Penulis : Redaksi

Jakarta — Ketegangan di Timur Tengah kembali meningkat setelah Iran menargetkan fasilitas energi di kawasan Teluk dan mengancam akan melancarkan serangan lanjutan yang lebih destruktif. Situasi ini memicu kekhawatiran terhadap pasokan energi global serta mengguncang pasar yang sudah tertekan.

Peringatan keras dari Teheran muncul setelah serangan terhadap ladang gas South Pars, salah satu fasilitas gas terbesar di dunia. Insiden tersebut memicu respons tegas dari pemerintah Iran.

Garda Revolusi Iran menyebut serangan terhadap infrastruktur energi sebagai “kesalahan besar” dan memperingatkan bahwa aksi balasan akan terus berlanjut jika serangan serupa kembali terjadi.

“Jika ini terulang kembali, serangan terhadap infrastruktur energi Anda dan sekutu Anda tidak akan berhenti hingga hancur sepenuhnya,” demikian pernyataan resmi yang dikutip media Iran, dilansir AFP.

Eskalasi ini terjadi di tengah meningkatnya serangan terhadap elite militer dan intelijen Iran. Israel dilaporkan menewaskan kepala intelijen Iran, Esmail Khatib, dalam rangkaian serangan yang disebut melemahkan struktur kepemimpinan negara tersebut sejak konflik pecah hampir tiga pekan lalu. Sebelumnya, pejabat keamanan senior Ali Larijani juga dilaporkan tewas.

Pemerintah Iran mengecam keras insiden tersebut. Presiden Masoud Pezeshkian menyebutnya sebagai “pembunuhan pengecut”, sementara pemimpin tertinggi baru, Mojtaba Khamenei, menegaskan bahwa setiap darah yang tertumpah akan dibalas.

Di sisi lain, dampak konflik juga dirasakan negara-negara Teluk. Perusahaan energi milik negara Qatar melaporkan serangan rudal yang memicu kebakaran besar dan menyebabkan kerusakan luas di fasilitas gas utama. Pemerintah Qatar merespons dengan mengusir dua diplomat Iran.

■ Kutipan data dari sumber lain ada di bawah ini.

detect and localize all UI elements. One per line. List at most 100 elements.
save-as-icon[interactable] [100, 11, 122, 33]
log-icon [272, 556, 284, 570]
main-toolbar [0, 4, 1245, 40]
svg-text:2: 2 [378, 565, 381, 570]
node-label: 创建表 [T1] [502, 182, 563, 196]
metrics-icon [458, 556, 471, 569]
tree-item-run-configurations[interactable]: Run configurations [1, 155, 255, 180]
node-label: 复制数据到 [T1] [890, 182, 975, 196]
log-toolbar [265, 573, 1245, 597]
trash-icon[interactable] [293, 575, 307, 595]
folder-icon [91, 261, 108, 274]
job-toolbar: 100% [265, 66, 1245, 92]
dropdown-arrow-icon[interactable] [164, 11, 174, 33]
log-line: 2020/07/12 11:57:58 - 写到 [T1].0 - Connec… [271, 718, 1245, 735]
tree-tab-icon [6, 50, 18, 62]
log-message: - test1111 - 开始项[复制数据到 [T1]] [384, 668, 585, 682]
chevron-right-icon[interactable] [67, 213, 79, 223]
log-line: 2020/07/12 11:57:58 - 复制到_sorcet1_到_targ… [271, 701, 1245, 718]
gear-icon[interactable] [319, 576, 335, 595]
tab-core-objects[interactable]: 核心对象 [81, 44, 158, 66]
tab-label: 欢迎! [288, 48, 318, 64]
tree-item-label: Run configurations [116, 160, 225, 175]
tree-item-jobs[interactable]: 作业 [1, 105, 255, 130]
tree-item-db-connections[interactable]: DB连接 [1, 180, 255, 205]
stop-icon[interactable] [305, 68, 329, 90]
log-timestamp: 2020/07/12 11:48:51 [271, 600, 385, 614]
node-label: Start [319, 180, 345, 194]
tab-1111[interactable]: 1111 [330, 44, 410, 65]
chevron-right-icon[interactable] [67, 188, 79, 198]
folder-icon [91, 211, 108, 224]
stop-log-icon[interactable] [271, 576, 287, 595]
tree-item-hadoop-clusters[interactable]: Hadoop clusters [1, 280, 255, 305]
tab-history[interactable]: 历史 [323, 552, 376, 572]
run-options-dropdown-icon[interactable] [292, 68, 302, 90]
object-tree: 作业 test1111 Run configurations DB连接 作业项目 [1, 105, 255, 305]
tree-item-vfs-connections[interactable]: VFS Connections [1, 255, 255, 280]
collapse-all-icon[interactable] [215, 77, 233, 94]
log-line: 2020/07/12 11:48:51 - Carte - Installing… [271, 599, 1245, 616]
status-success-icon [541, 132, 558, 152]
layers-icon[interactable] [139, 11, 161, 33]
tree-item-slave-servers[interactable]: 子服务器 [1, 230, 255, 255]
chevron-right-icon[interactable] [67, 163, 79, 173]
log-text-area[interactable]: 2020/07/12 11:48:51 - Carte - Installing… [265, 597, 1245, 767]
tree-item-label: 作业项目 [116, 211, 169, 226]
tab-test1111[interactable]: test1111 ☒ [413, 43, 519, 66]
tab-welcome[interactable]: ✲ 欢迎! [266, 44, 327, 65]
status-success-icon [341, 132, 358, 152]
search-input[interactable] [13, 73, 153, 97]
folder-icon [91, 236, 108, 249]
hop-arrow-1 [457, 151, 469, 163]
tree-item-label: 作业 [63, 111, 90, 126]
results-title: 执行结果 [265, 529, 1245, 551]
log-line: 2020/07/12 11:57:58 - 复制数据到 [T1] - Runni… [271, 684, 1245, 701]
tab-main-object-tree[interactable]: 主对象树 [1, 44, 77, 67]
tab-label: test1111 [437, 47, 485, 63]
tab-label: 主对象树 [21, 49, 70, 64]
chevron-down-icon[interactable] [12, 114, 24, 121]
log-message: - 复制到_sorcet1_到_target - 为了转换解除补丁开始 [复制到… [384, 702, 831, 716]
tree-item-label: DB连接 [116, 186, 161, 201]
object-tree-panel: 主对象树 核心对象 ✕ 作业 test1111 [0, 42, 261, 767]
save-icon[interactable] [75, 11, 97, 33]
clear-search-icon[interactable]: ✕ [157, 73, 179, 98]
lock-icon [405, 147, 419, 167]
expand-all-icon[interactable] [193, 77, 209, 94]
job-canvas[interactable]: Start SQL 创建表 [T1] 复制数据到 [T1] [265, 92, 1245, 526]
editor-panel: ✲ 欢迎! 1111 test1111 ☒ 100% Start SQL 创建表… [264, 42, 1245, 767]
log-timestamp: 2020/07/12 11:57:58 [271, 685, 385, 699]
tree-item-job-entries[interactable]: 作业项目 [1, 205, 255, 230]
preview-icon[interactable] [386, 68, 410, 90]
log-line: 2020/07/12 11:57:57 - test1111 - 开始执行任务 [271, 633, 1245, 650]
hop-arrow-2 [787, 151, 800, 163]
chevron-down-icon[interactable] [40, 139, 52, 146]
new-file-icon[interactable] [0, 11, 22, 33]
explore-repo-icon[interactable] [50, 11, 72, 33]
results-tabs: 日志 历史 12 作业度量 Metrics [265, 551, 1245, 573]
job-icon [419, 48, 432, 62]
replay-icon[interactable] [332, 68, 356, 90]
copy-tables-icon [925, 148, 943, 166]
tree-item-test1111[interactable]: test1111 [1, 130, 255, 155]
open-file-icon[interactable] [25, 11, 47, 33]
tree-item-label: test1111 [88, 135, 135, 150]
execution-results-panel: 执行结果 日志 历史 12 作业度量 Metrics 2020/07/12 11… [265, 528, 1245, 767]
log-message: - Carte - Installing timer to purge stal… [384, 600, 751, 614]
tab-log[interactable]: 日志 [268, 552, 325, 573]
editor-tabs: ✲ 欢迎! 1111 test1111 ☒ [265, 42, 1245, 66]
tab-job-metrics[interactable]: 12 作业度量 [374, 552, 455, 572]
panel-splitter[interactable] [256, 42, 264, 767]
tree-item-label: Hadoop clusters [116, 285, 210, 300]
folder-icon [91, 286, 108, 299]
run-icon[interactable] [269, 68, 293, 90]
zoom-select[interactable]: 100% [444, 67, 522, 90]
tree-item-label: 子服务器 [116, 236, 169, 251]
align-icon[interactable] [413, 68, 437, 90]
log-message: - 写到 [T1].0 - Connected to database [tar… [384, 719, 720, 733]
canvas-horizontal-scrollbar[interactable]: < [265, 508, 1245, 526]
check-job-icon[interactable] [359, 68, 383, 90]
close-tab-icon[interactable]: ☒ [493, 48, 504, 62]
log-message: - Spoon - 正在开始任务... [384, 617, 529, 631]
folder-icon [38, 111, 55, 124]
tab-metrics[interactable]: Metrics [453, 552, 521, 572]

Arab Saudi juga mengklaim berhasil mencegat sejumlah drone yang menargetkan infrastruktur energi di wilayah timur. Selain itu, puing rudal balistik dilaporkan jatuh di dekat kilang minyak di selatan Riyadh.

Kondisi ini langsung berdampak pada pasar energi global. Harga minyak melonjak tajam, dengan patokan utama Amerika Serikat naik lebih dari tiga persen pada Kamis, seiring terganggunya jalur distribusi di Selat Hormuz.

Seruan untuk meredakan konflik datang dari sejumlah pemimpin dunia. Presiden Prancis Emmanuel Macron mendesak penghentian serangan terhadap infrastruktur sipil setelah melakukan komunikasi dengan Presiden AS Donald Trump dan Emir Qatar.

“Populasi sipil dan kebutuhan esensial mereka, serta keamanan pasokan energi, harus dilindungi dari eskalasi militer,” ujarnya.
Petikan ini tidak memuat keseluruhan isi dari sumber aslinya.